Esse movimento ocorre no último esforço concentrado de votações antes do período das eleições municipais. O presidente da Câmara, Arthur Lira (PP-AL), autorizou que as sessões sejam realizadas de forma remota, o que permite aos deputados votarem via aplicativo, sem a obrigatoriedade de estarem fisicamente presentes em Brasília.

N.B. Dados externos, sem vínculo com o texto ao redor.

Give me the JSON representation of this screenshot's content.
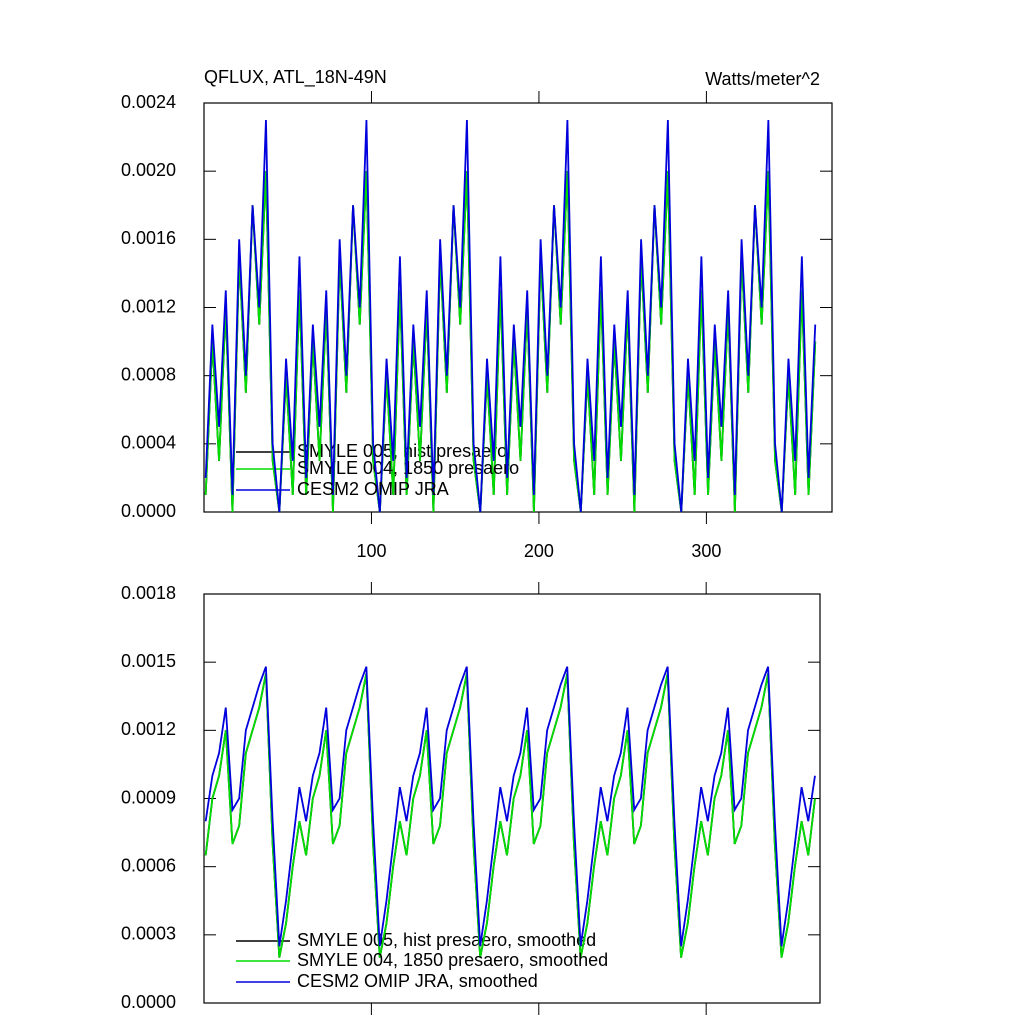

O Senado aprovou em 20 de agosto o projeto que prorroga a desoneração da folha de pagamento para 17 setores da economia e pequenos e médios municípios. A proposta estabelece uma reoneração gradual até 2027, visando compensar a perda de aproximadamente R$ 25 bilhões aos cofres públicos em 2024. Entre as medidas de compensação previstas estão: a atualização de bens no Imposto de Renda, repatriação de ativos no exterior e renegociação de multas de agências reguladoras.
A proposta de renegociação das dívidas dos Estados foi aprovada no Senado em 14 de agosto, sob a autoria do presidente da Casa, Rodrigo Pacheco (PSD-MG). O projeto visa criar um caminho mais sustentável para que os Estados mais endividados possam reorganizar seus débitos. Em contrapartida à redução do indexador das dívidas, os Estados deverão investir prioritariamente em áreas consideradas essenciais, como o ensino médio técnico. Além disso, parte dos juros economizados será destinada a um fundo de equalização, que beneficiará também os Estados menos endividados.
Com a aprovação desses projetos, o governo espera reduzir o impacto das medidas fiscais sobre a arrecadação e, ao mesmo tempo, oferecer um alívio financeiro aos entes federativos e setores da economia que enfrentam maior dificuldade financeira.